The study’s authors, Scott A. Golder and Michael W. Macy, acknowledge such limitations and worked to correct for them. In the study, they collected up to 400 messages from each of 2.4 million Twitter users writing in English, posted from February 2008 through January 2010. They performed text analysis on each message, using a standard computer program that associates certain words, like “awesome” and “agree,” with positive moods and others, like “annoy” and “afraid,” with negative states. They included so-called emoticons, the face symbols like “:)” that punctuate digital missives. The researchers gained access to the messages through Twitter, using an interface that allows scientists as well as software developers to work with the data.

The pair found that about 7 percent of the users qualified as “night owls,” showing peaks in upbeat-sounding messages around midnight and beyond, and about 16 percent were morning people, who showed such peaks very early in the day. After accounting for these differences, the researchers determined that for the average user in each country, positive posts crested around breakfast time, from 6 a.m. to 9 a.m.; they fell off gradually until hitting a trough between 3 p.m. and 4 p.m., then drifted upward, rising more sharply after dinner.
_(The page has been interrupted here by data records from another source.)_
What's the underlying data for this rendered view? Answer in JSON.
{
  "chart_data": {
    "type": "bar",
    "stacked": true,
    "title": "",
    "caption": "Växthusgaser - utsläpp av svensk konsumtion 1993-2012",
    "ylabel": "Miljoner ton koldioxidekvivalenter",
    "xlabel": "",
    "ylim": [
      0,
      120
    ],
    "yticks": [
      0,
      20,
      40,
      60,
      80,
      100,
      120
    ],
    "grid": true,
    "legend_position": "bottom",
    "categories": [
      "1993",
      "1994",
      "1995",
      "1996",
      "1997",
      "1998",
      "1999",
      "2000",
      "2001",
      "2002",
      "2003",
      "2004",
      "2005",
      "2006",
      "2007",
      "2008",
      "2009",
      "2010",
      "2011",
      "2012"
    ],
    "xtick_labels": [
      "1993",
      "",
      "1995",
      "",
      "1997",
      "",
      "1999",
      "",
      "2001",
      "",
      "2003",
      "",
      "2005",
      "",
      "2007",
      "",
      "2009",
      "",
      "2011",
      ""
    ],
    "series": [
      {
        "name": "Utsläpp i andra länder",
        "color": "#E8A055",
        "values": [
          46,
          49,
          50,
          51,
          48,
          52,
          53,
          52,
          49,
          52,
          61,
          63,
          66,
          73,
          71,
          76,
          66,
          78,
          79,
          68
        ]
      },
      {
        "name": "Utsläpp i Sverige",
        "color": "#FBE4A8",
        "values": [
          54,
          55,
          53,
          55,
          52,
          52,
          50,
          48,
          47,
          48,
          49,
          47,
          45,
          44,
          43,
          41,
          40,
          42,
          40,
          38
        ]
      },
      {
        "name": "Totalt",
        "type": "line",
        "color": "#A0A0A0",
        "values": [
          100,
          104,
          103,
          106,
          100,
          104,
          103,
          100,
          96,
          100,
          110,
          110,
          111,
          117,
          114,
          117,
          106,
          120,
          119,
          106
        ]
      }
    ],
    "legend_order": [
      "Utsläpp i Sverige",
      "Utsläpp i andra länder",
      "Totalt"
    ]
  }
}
To no one’s surprise, people’s overall mood was lowest on Monday afternoons and through Tuesday, the beginning of the work week, and rose later in the week, peaking on Saturday and Sunday. The pattern on weekend days was shifted about two hours later — the morning peak closer to 9 a.m. and the evening one past 9 p.m., most likely because people sleep in and stay up later — but the shape of the curve was the same.

“This is a significant finding because one explanation out there for the pattern was just that people hate going to work,” Mr. Golder said. “But if that were the case, the pattern should be different on the weekends, and it’s not. That suggests that something more fundamental is driving this — that it’s due to biological or circadian factors.”

The researchers found no evidence for the winter blues, the common assumption that short winter days contribute to negative moods. Negative messages were as likely during the winter months as in the summer. But positively rated messages tracked the rate at which day length changed: that is, they trended upward around the spring equinox in late March, and downward around the fall equinox in late September. This suggests that seasonal mood changes are due more to a diminishing of positive emotions in anticipation of short days, the authors say.

Dr. Dodds, the University of Vermont researcher, has been doing text analysis of Twitter messages worldwide as well, to get a reading on collective well-being, among other things. He said the new study comports well with his own recent analysis. “We find that swearing goes up with negative mood in the very same way,” he said. “It tracks beautifully with the pattern they’re showing.”

Social scientists analyzing digital content agree that, for all its statistical appeal, the approach still needs some fine-tuning. On Twitter, people routinely savage others with pure relish and gush sarcastically — and the software is not yet sophisticated enough to pick up these subtleties.

“I suspect that if you counted the good and bad words people said during intercourse, you’d mistakenly conclude that they were having an awful time,” Dr. Gilbert said.